My method, thus far, has been to sit on the chair and put the small clock from the mantelpiece at the side of me and attempt to get the clock to spin round at immense speed as I bend the known Laws of Physics and traverse time. Before you start criticising me, I have had some success, but I seem to be stuck at getting it to go faster than 60 seconds per minute. Like I say, it’s a work in progress.

And my first target? Well…in 1963 Harold Wilson made a speech now known as the “white heat of the technological revolution” speech. I wasn’t born so don’t know the details but I think it was all about how Britain was going to be super-futuristic and how we’d soon know everything. If we kept voting Labour. Anyway, if I ever get this bloody chair working I shall go back and shout “How many types of giraffe are there, Harold?” and when he says “One,” I’ll answer “You’re an idiot, Wilson. There are four. THAT is the future! Four giraffes!”

I think about change a lot, mainly because there’s a lot of it about and also because I’m bone-idle and thinking is as physically active as I usually get. So along with all the other things I think about (kangaroos, why there’s a different person reading the news on Look North every breakfast-time, the weight of air etc), I consider “change”.

Look at mobile phones or Grime music or facebook – the three most important things happening in the world right now. None of them existed six months ago. By Christmas they’ll all be viewed as antiques – objects to be placed in museums and marvelled at by children who are levitating in front of them while having knowledge telepathically injected directly into their brain devices.

Which brings me to how I see my own role in this bright, shiny future.

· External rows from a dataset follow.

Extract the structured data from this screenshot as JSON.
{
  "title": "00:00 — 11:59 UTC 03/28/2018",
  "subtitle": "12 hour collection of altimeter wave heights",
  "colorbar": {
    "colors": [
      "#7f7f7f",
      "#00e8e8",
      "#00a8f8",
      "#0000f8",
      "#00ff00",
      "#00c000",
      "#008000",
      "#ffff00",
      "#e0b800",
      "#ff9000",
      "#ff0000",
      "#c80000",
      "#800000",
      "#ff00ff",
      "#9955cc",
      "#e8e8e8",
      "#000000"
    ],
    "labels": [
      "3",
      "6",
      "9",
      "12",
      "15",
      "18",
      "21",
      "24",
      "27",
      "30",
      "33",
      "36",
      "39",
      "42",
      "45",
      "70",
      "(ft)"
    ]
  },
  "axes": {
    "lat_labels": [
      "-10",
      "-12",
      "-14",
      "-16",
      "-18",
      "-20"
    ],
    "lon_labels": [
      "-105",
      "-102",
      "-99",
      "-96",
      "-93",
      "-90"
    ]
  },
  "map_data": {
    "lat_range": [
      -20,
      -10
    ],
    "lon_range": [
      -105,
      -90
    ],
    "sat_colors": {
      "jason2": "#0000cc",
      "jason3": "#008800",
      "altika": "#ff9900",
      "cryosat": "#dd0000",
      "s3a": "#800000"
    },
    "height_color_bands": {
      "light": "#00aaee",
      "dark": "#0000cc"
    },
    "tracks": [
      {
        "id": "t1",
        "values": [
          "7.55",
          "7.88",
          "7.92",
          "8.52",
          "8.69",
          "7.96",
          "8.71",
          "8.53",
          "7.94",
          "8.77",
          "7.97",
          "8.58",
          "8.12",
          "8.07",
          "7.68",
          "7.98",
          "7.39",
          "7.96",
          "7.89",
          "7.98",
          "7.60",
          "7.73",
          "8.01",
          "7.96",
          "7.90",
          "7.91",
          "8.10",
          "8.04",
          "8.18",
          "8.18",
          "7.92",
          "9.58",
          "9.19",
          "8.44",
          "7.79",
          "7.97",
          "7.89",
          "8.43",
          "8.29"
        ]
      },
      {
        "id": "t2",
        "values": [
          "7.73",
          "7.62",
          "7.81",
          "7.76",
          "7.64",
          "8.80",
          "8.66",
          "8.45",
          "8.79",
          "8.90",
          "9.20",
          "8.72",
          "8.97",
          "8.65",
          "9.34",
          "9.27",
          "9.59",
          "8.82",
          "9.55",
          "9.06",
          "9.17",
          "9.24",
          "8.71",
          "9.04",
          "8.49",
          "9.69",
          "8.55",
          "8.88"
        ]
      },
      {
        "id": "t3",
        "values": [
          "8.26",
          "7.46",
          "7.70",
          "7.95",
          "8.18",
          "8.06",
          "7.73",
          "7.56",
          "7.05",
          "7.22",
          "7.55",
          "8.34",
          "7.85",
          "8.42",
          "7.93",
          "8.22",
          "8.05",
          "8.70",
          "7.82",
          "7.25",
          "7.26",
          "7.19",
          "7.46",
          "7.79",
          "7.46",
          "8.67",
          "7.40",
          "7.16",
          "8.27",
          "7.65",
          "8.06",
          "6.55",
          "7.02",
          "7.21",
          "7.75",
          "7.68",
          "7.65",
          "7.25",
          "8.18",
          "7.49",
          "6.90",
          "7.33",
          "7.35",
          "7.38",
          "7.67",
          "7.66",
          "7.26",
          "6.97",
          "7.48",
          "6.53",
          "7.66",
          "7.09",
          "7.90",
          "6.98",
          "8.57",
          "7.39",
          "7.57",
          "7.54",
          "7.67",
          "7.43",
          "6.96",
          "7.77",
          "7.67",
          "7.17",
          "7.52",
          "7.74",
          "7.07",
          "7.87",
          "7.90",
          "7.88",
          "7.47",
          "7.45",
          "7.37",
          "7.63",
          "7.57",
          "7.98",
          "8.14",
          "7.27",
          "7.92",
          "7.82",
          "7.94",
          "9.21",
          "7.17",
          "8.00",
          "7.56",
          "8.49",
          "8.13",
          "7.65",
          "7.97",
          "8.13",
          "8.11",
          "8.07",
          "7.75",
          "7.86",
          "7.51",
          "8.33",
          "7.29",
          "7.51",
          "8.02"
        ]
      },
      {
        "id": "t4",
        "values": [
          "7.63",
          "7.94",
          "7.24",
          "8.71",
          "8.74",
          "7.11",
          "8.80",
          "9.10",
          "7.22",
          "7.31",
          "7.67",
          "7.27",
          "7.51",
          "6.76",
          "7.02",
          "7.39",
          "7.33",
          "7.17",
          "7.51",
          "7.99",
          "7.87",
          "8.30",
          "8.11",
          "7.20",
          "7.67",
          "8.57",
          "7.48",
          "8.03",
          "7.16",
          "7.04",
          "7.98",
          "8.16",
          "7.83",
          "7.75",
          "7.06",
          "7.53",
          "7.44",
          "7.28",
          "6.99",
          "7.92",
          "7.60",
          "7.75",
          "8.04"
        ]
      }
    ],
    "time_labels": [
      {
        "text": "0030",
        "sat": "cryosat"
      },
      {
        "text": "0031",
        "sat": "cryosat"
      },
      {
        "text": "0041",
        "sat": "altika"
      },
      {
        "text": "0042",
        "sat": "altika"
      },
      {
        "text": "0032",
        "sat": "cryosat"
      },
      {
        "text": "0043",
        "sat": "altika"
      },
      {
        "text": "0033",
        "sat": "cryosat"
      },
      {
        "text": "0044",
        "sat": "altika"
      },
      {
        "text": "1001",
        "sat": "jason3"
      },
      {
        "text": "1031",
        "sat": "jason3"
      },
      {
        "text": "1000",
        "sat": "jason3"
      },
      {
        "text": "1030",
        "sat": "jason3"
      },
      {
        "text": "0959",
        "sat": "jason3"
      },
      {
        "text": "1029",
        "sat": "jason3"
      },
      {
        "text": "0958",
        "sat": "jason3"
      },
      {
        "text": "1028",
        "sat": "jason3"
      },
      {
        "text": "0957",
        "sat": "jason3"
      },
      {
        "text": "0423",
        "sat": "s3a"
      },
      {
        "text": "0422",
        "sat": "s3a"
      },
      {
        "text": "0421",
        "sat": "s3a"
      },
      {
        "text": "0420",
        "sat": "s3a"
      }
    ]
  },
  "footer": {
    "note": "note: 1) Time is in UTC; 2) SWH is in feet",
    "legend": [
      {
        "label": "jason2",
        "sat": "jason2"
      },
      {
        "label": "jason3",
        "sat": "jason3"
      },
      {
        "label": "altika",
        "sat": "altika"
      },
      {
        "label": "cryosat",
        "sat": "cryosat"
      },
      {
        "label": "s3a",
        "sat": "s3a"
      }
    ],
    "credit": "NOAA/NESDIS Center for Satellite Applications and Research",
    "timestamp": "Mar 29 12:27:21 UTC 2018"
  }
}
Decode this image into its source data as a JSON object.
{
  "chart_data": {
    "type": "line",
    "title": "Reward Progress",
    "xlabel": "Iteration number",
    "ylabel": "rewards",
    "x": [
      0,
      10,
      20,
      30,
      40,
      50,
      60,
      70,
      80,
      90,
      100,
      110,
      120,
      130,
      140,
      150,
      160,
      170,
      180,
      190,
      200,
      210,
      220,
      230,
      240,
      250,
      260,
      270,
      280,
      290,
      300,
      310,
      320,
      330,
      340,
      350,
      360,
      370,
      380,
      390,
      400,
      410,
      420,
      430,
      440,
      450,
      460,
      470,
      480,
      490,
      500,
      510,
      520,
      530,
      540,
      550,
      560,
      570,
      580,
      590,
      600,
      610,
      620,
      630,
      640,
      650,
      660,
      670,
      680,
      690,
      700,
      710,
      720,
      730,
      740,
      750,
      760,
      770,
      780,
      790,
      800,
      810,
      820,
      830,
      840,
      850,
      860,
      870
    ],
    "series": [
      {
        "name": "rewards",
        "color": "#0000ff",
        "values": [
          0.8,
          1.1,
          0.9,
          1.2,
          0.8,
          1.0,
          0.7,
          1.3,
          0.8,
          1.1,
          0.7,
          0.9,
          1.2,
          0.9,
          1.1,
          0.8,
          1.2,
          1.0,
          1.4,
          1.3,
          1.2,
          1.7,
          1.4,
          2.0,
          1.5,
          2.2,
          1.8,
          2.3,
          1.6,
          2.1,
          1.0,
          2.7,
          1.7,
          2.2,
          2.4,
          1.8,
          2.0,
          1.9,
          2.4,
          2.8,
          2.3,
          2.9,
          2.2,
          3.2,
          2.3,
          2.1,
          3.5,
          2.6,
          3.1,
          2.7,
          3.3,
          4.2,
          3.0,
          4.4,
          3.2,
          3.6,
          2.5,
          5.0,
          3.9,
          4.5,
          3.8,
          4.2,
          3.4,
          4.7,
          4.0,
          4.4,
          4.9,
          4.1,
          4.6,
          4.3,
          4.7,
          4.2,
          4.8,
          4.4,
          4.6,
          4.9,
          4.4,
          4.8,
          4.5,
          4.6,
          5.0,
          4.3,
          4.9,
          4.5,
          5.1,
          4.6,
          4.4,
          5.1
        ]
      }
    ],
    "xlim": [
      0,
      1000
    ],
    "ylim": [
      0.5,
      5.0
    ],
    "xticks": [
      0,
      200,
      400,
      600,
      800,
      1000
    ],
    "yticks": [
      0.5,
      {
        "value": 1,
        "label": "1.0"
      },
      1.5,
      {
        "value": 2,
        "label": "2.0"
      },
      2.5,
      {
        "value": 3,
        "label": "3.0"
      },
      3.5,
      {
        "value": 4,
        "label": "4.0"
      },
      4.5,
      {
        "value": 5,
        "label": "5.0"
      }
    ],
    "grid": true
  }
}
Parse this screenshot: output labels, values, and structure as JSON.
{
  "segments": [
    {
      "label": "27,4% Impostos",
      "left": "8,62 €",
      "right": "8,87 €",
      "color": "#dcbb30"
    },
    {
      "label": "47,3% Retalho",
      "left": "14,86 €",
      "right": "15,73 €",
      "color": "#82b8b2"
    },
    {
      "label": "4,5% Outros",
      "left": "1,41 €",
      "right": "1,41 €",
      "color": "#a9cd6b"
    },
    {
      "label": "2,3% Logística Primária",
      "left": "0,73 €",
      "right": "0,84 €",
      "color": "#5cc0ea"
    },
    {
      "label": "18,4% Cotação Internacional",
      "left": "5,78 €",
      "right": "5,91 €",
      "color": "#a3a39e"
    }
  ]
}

In Charles Dickens’ Great Expectations there is a character called John Wemmick who lives with his father who is referred to as The Aged Parent. When the novel’s hero, Pip, is introduced to him, Wemmick says “You don’t object to an Aged Parent, I hope?”

As time passes, and I cease to be able to cope with the change in species of giraffe (let alone news that there are two sub-species of lions!) and my teenage children grow and cope easily with the inexhaustible pace of change, I have begun to see that I am gradually turning into Aged Parent. I fully expect my kids, from now on, to introduce their friends to me in the way that Wemmick introduces him to Pip – “Nod away at him, Mr. Pip; that’s what he likes. Nod away at him, if you please…”

I imagine that in the next few years I will demand to live in a mock castle with a drawbridge, just like Aged Parent, as I gradually become, as Dickens describes him “A very old man in a flannel coat; clean, cheerful, comfortable and well cared for, but intensely deaf.” But fear not, Eric, my reader, for the time being at least I remain the vigorously masculine and spectacularly virile force that I have always been. Just one who struggles with shock news about giraffes and the like.